According to Will McCants, director of the Project on U.S. Relations with the Islamic World at the Brookings Institution, there’s a logic behind the divergence in messaging from Washington and Mecca. “This conversation can’t really happen in the U.S., or in the West, because the [Obama] administration is determined not to frame this [conflict] or have it be interpreted as a religious war,” he told me. “It wants to take that talking point away from its enemies.” McCants added that Muslim leaders may also feel more comfortable speaking openly about an issue that is afflicting their own community. When the U.S. tries to adjudicate theological issues, he said, "it can discredit the people who reach the same conclusions we do. If Muslims and the U.S. government say these guys don’t represent Islam, it makes the Muslims look like pawns of the United States.”

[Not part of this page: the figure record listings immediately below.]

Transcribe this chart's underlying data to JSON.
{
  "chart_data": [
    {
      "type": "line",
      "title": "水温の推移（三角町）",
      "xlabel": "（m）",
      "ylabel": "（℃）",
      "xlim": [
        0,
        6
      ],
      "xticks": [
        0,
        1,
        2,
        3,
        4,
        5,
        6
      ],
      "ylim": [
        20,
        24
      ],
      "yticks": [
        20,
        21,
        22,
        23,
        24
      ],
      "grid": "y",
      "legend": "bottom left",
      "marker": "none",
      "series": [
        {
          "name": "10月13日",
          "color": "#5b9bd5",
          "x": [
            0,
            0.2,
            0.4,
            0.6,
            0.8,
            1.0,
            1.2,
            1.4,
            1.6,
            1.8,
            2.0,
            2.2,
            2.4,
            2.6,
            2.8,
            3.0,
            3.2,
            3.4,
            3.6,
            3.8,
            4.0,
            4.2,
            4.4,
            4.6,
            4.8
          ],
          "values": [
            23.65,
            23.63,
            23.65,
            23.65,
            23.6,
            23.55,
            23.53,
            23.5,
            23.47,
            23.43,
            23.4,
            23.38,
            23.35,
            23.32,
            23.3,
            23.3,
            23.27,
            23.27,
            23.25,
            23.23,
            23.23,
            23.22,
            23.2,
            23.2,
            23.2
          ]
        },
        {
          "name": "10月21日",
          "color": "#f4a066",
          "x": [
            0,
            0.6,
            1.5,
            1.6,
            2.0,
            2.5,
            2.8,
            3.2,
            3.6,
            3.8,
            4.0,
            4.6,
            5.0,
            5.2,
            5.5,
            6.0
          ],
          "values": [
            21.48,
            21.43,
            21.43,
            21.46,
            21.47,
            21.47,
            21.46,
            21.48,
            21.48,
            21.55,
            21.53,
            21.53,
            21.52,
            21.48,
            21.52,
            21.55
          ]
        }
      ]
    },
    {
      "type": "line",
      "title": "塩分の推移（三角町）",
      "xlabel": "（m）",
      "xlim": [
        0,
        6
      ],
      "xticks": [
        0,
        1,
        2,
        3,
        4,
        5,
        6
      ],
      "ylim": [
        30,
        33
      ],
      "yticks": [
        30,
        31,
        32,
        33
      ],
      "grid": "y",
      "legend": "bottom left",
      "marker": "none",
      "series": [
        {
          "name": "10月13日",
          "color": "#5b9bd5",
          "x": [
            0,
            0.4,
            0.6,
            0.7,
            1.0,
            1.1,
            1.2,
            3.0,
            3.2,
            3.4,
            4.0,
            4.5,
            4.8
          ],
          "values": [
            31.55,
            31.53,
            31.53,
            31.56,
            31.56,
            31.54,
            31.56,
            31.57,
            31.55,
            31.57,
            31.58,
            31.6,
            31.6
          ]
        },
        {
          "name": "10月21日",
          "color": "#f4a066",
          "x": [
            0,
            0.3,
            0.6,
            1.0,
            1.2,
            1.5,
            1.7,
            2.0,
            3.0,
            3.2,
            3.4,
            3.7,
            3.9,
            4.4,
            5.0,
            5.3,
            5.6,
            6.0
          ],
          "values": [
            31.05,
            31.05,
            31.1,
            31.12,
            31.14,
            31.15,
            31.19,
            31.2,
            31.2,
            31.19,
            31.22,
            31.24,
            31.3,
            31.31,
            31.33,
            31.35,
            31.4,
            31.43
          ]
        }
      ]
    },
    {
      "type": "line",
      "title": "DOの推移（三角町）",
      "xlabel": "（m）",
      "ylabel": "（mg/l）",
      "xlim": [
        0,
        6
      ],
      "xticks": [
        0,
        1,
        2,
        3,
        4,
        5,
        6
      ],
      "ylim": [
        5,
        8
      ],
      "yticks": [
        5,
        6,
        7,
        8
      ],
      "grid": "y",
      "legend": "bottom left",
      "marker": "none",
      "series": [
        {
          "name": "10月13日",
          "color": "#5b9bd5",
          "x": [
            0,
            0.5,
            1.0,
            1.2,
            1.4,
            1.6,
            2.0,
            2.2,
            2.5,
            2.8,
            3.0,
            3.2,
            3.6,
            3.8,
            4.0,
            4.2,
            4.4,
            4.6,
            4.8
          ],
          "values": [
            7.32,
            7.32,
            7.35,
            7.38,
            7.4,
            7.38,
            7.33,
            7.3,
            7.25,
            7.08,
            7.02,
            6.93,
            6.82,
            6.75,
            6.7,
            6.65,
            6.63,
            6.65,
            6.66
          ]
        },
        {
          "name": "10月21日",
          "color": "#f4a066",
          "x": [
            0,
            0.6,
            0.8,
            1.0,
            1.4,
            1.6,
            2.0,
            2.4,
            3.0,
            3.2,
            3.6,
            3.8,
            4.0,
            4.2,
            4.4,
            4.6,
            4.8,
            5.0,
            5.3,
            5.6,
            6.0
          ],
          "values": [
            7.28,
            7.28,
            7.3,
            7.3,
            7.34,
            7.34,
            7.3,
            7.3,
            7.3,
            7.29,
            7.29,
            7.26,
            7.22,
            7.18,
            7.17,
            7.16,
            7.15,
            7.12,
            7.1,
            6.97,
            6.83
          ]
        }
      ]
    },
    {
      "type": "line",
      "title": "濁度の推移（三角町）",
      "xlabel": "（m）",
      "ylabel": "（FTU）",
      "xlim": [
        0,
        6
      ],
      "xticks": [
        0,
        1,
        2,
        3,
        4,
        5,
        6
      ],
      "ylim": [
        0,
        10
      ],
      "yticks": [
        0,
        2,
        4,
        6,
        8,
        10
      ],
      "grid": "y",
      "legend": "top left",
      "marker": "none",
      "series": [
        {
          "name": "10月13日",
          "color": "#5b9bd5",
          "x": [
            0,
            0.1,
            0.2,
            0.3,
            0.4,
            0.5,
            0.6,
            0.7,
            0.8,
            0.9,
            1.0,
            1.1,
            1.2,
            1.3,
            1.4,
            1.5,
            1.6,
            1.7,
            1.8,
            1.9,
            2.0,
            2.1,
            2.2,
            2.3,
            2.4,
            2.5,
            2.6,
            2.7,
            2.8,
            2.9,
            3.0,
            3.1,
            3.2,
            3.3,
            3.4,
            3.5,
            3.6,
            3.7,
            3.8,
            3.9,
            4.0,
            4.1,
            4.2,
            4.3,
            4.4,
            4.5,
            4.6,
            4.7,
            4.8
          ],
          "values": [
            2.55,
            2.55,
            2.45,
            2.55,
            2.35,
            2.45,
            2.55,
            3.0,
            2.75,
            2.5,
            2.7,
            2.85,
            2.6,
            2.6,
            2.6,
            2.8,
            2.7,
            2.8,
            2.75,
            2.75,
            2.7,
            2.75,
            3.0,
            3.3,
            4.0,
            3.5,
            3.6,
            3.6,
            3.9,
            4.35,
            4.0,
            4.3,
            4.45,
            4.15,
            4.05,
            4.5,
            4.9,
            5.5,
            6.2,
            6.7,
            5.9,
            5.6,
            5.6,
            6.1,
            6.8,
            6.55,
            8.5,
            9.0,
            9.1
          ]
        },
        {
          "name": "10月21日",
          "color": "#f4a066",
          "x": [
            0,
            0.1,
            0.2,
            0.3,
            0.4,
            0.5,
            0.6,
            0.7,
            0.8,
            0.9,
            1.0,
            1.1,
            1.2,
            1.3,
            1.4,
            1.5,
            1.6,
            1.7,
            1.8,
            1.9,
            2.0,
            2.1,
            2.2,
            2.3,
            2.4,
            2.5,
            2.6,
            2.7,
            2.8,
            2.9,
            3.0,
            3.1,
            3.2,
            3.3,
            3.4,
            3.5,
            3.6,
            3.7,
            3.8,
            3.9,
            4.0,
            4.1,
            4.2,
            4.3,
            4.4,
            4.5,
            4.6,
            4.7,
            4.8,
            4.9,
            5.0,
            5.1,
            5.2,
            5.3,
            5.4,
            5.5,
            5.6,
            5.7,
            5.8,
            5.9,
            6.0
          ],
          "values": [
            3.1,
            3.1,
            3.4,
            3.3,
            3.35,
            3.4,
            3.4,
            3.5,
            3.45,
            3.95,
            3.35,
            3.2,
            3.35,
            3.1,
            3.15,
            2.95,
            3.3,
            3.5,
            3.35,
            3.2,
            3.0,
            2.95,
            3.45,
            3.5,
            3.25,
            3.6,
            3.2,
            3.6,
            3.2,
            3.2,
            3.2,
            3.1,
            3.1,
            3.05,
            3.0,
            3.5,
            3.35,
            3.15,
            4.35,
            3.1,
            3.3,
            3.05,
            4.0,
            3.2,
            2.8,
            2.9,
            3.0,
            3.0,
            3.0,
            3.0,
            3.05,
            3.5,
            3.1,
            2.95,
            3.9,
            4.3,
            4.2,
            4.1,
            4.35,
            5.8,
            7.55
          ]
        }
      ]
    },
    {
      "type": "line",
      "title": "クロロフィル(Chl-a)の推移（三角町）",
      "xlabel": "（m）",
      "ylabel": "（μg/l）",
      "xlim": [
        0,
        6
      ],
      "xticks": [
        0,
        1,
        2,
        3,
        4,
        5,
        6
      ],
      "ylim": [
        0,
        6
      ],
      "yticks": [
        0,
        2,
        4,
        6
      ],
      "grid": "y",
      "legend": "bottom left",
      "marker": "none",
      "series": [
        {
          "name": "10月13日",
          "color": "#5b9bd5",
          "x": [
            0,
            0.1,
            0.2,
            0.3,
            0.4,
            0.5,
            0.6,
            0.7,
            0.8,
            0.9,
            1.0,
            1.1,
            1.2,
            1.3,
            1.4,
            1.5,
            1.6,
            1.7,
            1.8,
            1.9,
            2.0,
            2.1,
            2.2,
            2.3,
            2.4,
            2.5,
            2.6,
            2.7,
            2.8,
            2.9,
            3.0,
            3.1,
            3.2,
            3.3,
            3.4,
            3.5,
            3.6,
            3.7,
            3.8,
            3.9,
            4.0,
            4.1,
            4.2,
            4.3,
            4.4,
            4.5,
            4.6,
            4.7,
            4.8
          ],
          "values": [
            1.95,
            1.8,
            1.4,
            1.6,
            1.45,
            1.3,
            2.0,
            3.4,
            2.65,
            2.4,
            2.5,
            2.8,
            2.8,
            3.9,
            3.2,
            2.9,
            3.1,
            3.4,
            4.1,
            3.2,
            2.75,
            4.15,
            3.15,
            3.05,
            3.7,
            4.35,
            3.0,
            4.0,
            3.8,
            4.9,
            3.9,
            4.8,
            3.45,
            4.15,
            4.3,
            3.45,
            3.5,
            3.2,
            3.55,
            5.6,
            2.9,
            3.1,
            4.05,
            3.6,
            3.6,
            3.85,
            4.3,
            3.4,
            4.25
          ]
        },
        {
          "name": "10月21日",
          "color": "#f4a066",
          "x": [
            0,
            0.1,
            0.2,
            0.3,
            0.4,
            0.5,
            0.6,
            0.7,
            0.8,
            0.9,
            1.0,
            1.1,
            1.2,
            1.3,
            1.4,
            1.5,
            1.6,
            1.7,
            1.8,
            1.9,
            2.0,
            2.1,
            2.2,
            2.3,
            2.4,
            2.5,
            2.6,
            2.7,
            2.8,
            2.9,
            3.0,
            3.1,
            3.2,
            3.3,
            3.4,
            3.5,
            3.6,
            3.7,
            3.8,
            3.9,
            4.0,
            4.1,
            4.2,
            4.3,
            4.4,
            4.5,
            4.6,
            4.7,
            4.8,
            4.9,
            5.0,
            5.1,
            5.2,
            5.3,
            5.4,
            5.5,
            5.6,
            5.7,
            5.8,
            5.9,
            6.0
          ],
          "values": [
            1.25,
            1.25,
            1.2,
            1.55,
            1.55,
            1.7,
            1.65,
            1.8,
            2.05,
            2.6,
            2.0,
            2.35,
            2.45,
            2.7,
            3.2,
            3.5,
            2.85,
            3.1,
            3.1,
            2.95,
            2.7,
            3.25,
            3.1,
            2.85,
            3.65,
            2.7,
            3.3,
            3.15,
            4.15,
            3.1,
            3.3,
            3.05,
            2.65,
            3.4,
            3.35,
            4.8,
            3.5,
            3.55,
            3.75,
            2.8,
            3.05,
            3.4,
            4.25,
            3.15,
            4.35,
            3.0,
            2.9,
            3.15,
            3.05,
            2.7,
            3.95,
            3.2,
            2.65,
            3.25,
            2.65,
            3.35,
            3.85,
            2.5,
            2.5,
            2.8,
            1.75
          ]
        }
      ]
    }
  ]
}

The priorities of the CVE and Muslim World League summits were also distinct. The impetus for the conference in Mecca appears to have been the Saudi government’s belief that Islamist terrorism represents not only a threat to the security of the region, but also an existential threat to Islam itself. It would therefore have been impossible for the speakers to ignore ISIS’s Islamic roots. The conference’s organizers cast their mission as developing a coordinated campaign to promote a moderate, peaceful vision of Islam that disavows the violence and apostasy that ISIS thrives on. The program, above all, emphasized that this is a specifically Muslim issue, and placed the onus on the Muslim community to craft a narrative that overpowers the Islamic State’s.

In comparison, the CVE summit was more concerned with addressing radicalization in all its forms, and emphasized the economic and social conditions in which people tend to become radicalized. The agenda also had a largely domestic focus despite the United States being low on the list of countries contributing foreign fighters to jihadist groups in Syria and Iraq.

But whether ISIS’s deeds are labeled “violent extremism” or “Islamized terrorism,” the conversations in Washington and Mecca had at least one thing in common: They deepened the debate over whether ISIS and its fellow travelers are “Islamic,” and whether the answer matters in the first place. That debate is not just academic. It has real consequences for how the Islamic State’s opponents mount their counteroffensive.